Dexterous functional tool-use grasping is essential for effective robotic manipulation of tools. However, existing approaches face significant challenges in efficiently constructing large-scale datasets and ensuring generalizability to everyday object scales. These issues primarily arise from size mismatches between robotic and human hands, and the diversity in real-world object scales. To address these limitations, we propose the ScaleADFG framework, which consists of a fully automated dataset construction pipeline and a lightweight grasp generation network. Our dataset introduce an affordance-based algorithm to synthesize diverse tool-use grasp configurations without expert demonstrations, allowing flexible object-hand size ratios and enabling large robotic hands (compared to human hands) to grasp everyday objects effectively. Additionally, we leverage pre-trained models to generate extensive 3D assets and facilitate efficient retrieval of object affordances. Our dataset comprising five object categories, each containing over 1,000 unique shapes with 15 scale variations. After filtering, the dataset includes over 60,000 grasps for each 2 dexterous robotic hands. On top of this dataset, we train a lightweight, single-stage grasp generation network with a notably simple loss design, eliminating the need for post-refinement. This demonstrates the critical importance of large-scale datasets and multi-scale object variant for effective training. Extensive experiments in simulation and on real robot confirm that the ScaleADFG framework exhibits strong adaptability to objects of varying scales, enhancing functional grasp stability, diversity, and generalizability. Moreover, our network exhibits effective zero-shot transfer to real-world objects. Project page is available at https://sizhe-wang.github.io/ScaleADFG_webpage

Figures (7)

• Figure 1: Adaptability on scale variance and shape variance for both hands.

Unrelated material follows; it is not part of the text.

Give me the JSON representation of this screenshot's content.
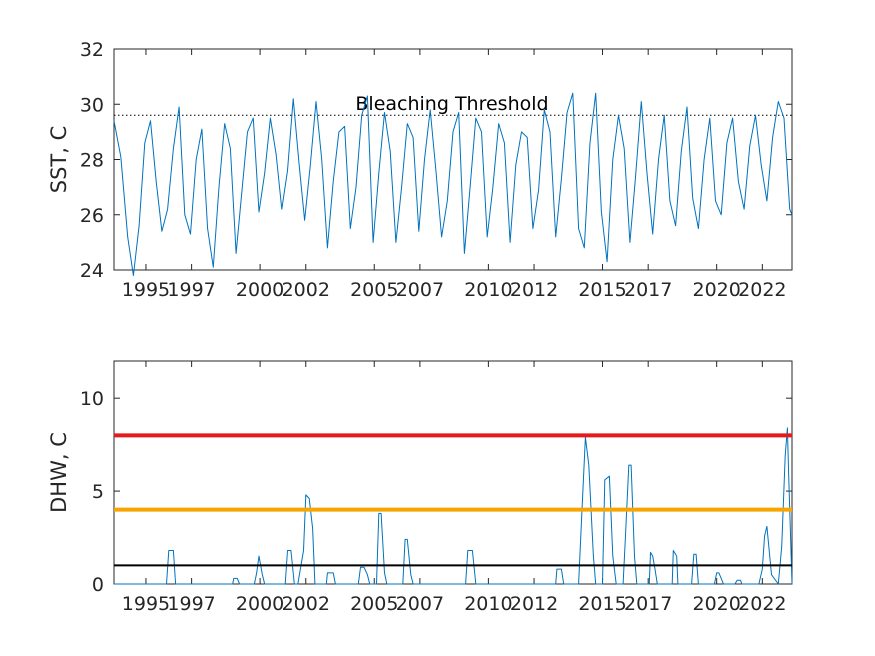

• Figure 2: Overview of the ScaleADFG pipeline for dexterous functional grasping. The large-scale ScaleADFG-Dataset comprises automated 3D object generation from internet images, affordance retrieval using dense correspondence, and optimization-based synthesis of functional grasps with axis alignment initialization. A light weight conditional variational autoencoder (CVAE) based ScaleADFG-Net predicts grasps for diverse object shapes and scales, trained with the constructed dataset. In real world, we use the ScaleADFG-Net to inference grasp configurations. Hand and object affordances are illustrated, with matching colors indicating the alignment of functional parts and grasping parts.
• Figure 3: Illustration of the proposed initialization method. The object (a) and hand (b) are each associated with two axes, with corresponding axes indicated by the same color to show the alignment between grasping and functional parts. (c) presents examples of the initialization results.
• Figure 4: Evaluation of Scale Generalization Performance. All data were tested on Unseen Scale both on seen objects and unseen objects. Unseen scales were interpolated from existing scales in the dataset. The interpolation between the 1st and 2nd scales is referred to as the 1.5th scale. Testing was conducted on five unseen scales: 1.5, 4.5, 7.5, 10.5, and 14.5, with both extrapolated scales and interpolated scales. Besides, since all metrics are better when smaller, a smaller area is preferable.
• Figure 5: Comparison with DexFG dexfg on functional grasping across different object scales, demonstrating the enhanced scale-adaptability of ScaleADFG. For a fair comparison, we define the entire object body as the grasping part for both methods during evaluation.